Expose network services behind a NAT via a public interface

mdm-tunnel is a very simple (read: naive) way to get around the fact that the devices on the Internet cannot create incoming connections to devices behind a NAT i.e. if you boot a webserver on your home computer, the internet cannot access this server unless you forward ports to it on your home router.

mdm-tunnel gets around the blocked incoming connections by simply opening an outgoing, persistent, duplex connection to a webserver, which is accessible to the Internet. The webserver then accepts the incoming requests from the internet, and figures out which connection a request should be piped to.

mdm-tunnel-flow

There are probably better ways to do this, this is my first foray in this space.


Example Configuration

Expose services running on local port 9000/9001 on domains hello-world.username.example.com & websockets.username.example.com.

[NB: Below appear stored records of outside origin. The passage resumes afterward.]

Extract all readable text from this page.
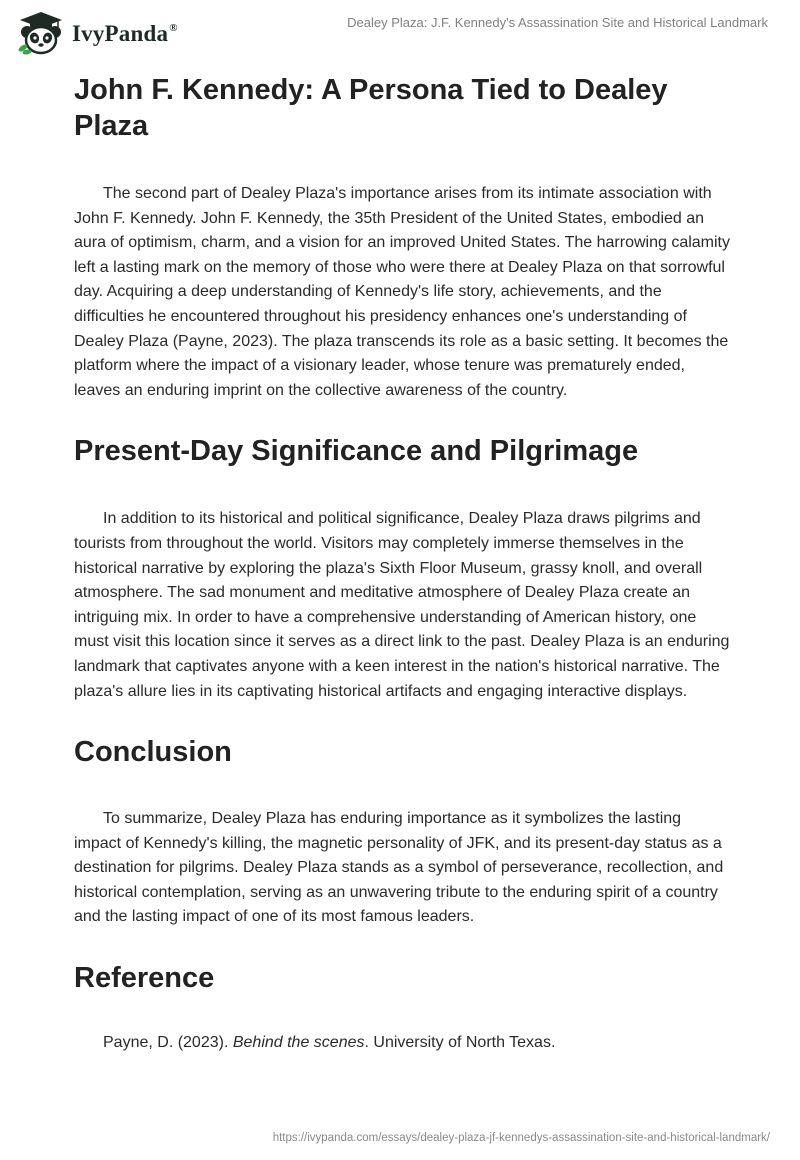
IvyPanda®	Dealey Plaza: J.F. Kennedy's Assassination Site and Historical Landmark
John F. Kennedy: A Persona Tied to Dealey Plaza

The second part of Dealey Plaza's importance arises from its intimate association with John F. Kennedy. John F. Kennedy, the 35th President of the United States, embodied an aura of optimism, charm, and a vision for an improved United States. The harrowing calamity left a lasting mark on the memory of those who were there at Dealey Plaza on that sorrowful day. Acquiring a deep understanding of Kennedy's life story, achievements, and the difficulties he encountered throughout his presidency enhances one's understanding of Dealey Plaza (Payne, 2023). The plaza transcends its role as a basic setting. It becomes the platform where the impact of a visionary leader, whose tenure was prematurely ended, leaves an enduring imprint on the collective awareness of the country.

Present-Day Significance and Pilgrimage

In addition to its historical and political significance, Dealey Plaza draws pilgrims and tourists from throughout the world. Visitors may completely immerse themselves in the historical narrative by exploring the plaza's Sixth Floor Museum, grassy knoll, and overall atmosphere. The sad monument and meditative atmosphere of Dealey Plaza create an intriguing mix. In order to have a comprehensive understanding of American history, one must visit this location since it serves as a direct link to the past. Dealey Plaza is an enduring landmark that captivates anyone with a keen interest in the nation's historical narrative. The plaza's allure lies in its captivating historical artifacts and engaging interactive displays.

Conclusion

To summarize, Dealey Plaza has enduring importance as it symbolizes the lasting impact of Kennedy's killing, the magnetic personality of JFK, and its present-day status as a destination for pilgrims. Dealey Plaza stands as a symbol of perseverance, recollection, and historical contemplation, serving as an unwavering tribute to the enduring spirit of a country and the lasting impact of one of its most famous leaders.

Reference

Payne, D. (2023). Behind the scenes. University of North Texas.

https://ivypanda.com/essays/dealey-plaza-jf-kennedys-assassination-site-and-historical-landmark/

$HOME/.tunnel-services.json:

{
  "hello-world": 9000,
  "websockets": 9001
}

Client Usage

Usage: mdm-tunnel-client [options]

Options:

  -h, --help           output usage information
  -V, --version        output the version number
  -c, --config [file]  Config file to load [file]
  -i, --id [id]        id to log in to server with
  -p, --port [port]    port on host server
  -h, --host [host]    address of host server
  -v, --verbose        verbose output

Server Usage

Usage: mdm-tunnel-server [options]

Options:

  -h, --help                  output usage information
  -V, --version               output the version number
  -p, --port [port]           Port to listen for external connections on [port]
  -c, --client-port [client]  Port to listen for client connections on [client]
  -v, --verbose               verbose output

Without -v, mdm-tunnel runs totally silent.

Examples

Create a .tunnel-services.json file.

By default the client searches for .tunnel-services.json in your $HOME directory. Keys are service names (can be anything), values are local port numbers for those services.

{
  "hello-world": 9000,
  "websockets": 9001
}

Boot the mdm-tunnel server and client

Open these in separate terminals or background them.

Note: You'll need to set up wildcard subdomains to test the server on your local machine. On OSX, I recommend dnsmasq.

# Boot the server
mdm-tunnel-server -v

# Boot the client on your machine
mdm-tunnel-client -i tim -v

# Boot some service
node examples/simple/server.js

# Connect with browser
open http://hello-world.tim.localhost.dev:8000

Websocket Example

# Boot up the service
node examples/websockets/server.js

# Connect with browser
open http://websockets.tim.localhost.dev:8000

To change the available services, edit your $HOME/.tunnel-services.json.

Authentication / Security

The default implementation does not enforce any security. You can implement simple security inside the Router instance you run on the webserver.

net.createServer(function(socket) {
  socket.pipe(Router(config, socket, function(headers, done) {
     async.series([
       auth.bind(null, headers)),
       route.bind(null, headers)
    ], done)
  }))
}).listen(80)

This isn't very sophisticated and could be improved.